Ans: First, let's take a moment to appreciate your proactive approach in managing your finances. Both you and your wife have a substantial monthly income of Rs 4,00,000. This is commendable and provides a solid foundation for financial planning.

You have four houses, three of which have loans. The outstanding loan amount is Rs 2,10,00,000, with EMIs totaling Rs 2,12,000. Your property portfolio is valued at Rs 3,85,00,000. Additionally, you have Rs 23,00,000 in Sukanya Samriddhi Yojana (SSY) for your daughters.

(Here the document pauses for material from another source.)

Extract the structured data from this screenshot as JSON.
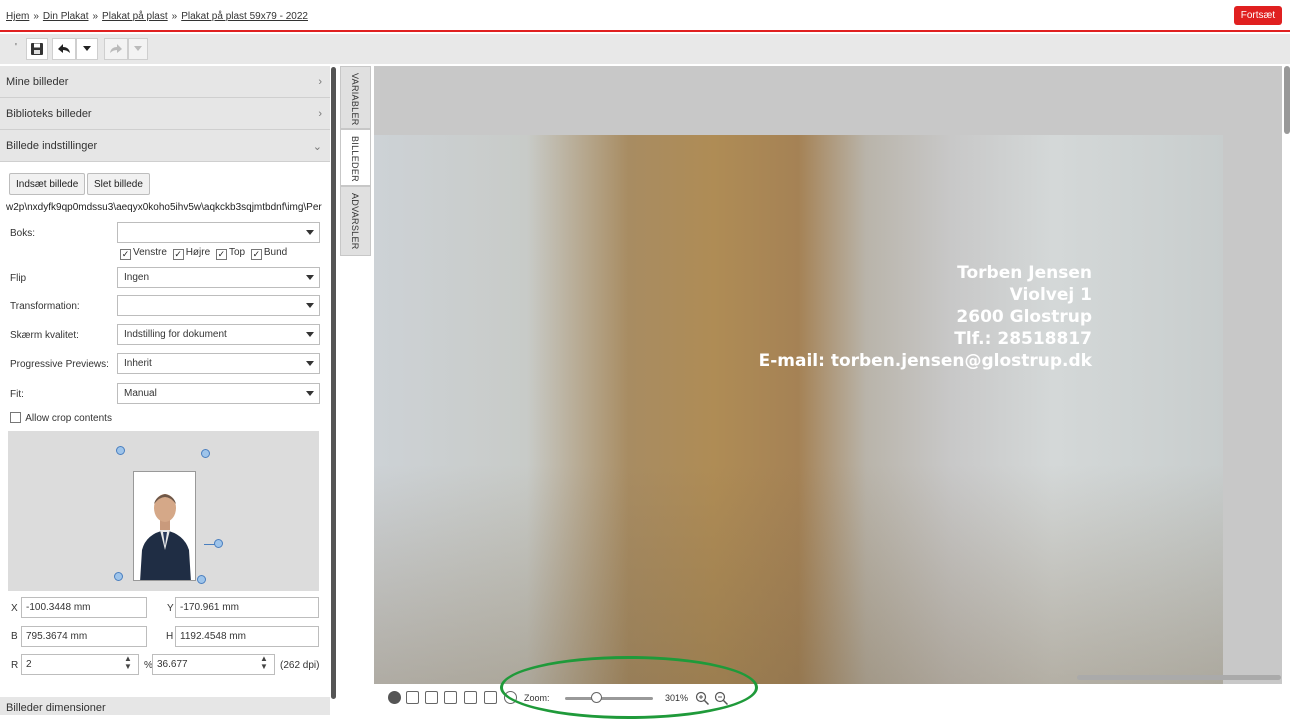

Now, let’s break down the steps to ensure a secure financial future for your family and a comfortable retirement.

Managing Debt Effectively
The EMI burden of Rs 2,12,000 is significant, considering it consumes over half of your monthly income. Here’s a strategy to manage this effectively:

1. Prioritize Loan Repayment:

Focus on paying off high-interest loans first. This will reduce your interest burden and free up more funds for savings and investments.

2. Refinance or Consolidate Loans:

If possible, refinance your loans to get a lower interest rate. Consolidating loans can also simplify payments and potentially reduce your interest rate.

Enhancing Savings and Investments
Given that you don't have any provident fund or substantial savings apart from SSY, it’s crucial to start building your savings and investment portfolio.

1. Emergency Fund:

Establish an emergency fund with at least six months of living expenses. This fund should be easily accessible and kept in a savings account or a liquid fund.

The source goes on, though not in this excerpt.